Edward: Wendy, you've had an amazingly successful career. What do you attribute to your productivity? Is there anything that you do that most people don't?
Wendy: I'm an Energizer bunny, which I think is hilarious and maybe too much of a workaholic. I try not to role model that. I think for me being intellectually curious is important. One of the other things that have led me to be at the right moment at the right time or make the right decision is how much I read and stay on top of what's happening in the markets that I operate in. Reading my competitors, reading the industry news, and reading the influencers. That's one of the levers that makes an executive successful is having the right context in which to make decisions. That for me is one of the points I feel that's really helped me be successful.

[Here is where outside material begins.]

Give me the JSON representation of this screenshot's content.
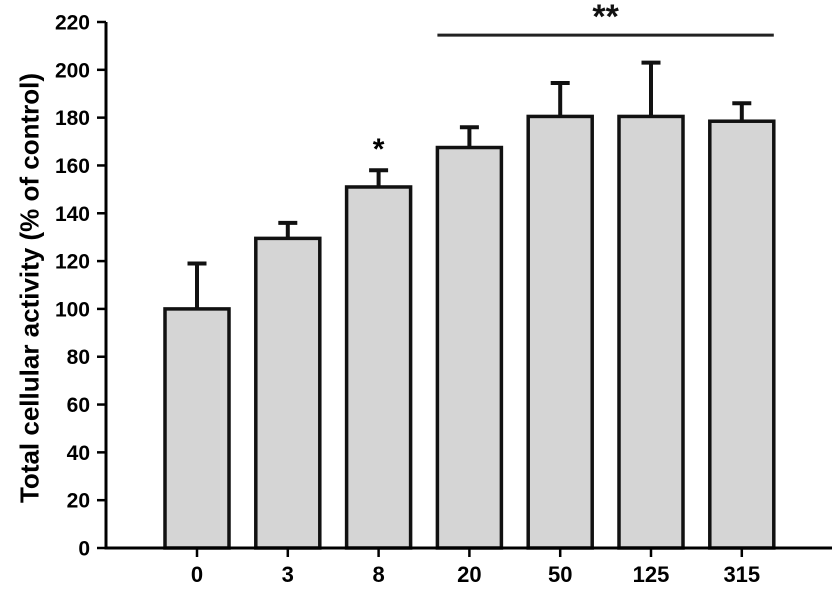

Edward: So it's a combination of both reading a lot and also just working a lot. How do you get the energy to actually do that? Is it just genetic? Or do you have any techniques that you've used to keep yourself going?
Wendy: Well, they must be a little genetic because I look at my mom and I think I'm a real chip off the old block when it comes to my mom. My mom is 75 and she's still a senior vice president of a company, sales and marketing, and works four days a week. There you go. There must be some genetics there.
If you work in an area that you love, if you really love the work, you love the content of the work, you love the team, the culture, and seeing the outcomes, I think, it's really easy to be passionate about it and to work hard at it. You've got that real integration of work and life. Of course, I have things outside of work I'm interested in. Believe it or not, like defining one that I'm super interested in the last six months is painting. I've become obsessed with paint by numbers. I have art all over my house now that I painted myself. It's paint by numbers, but it's still fun and I love it. So who knows?
Edward: I'm going to leave it at that. Wendy, thank you so much. We'll continue this tomorrow when we dive into Egencia. Thank you.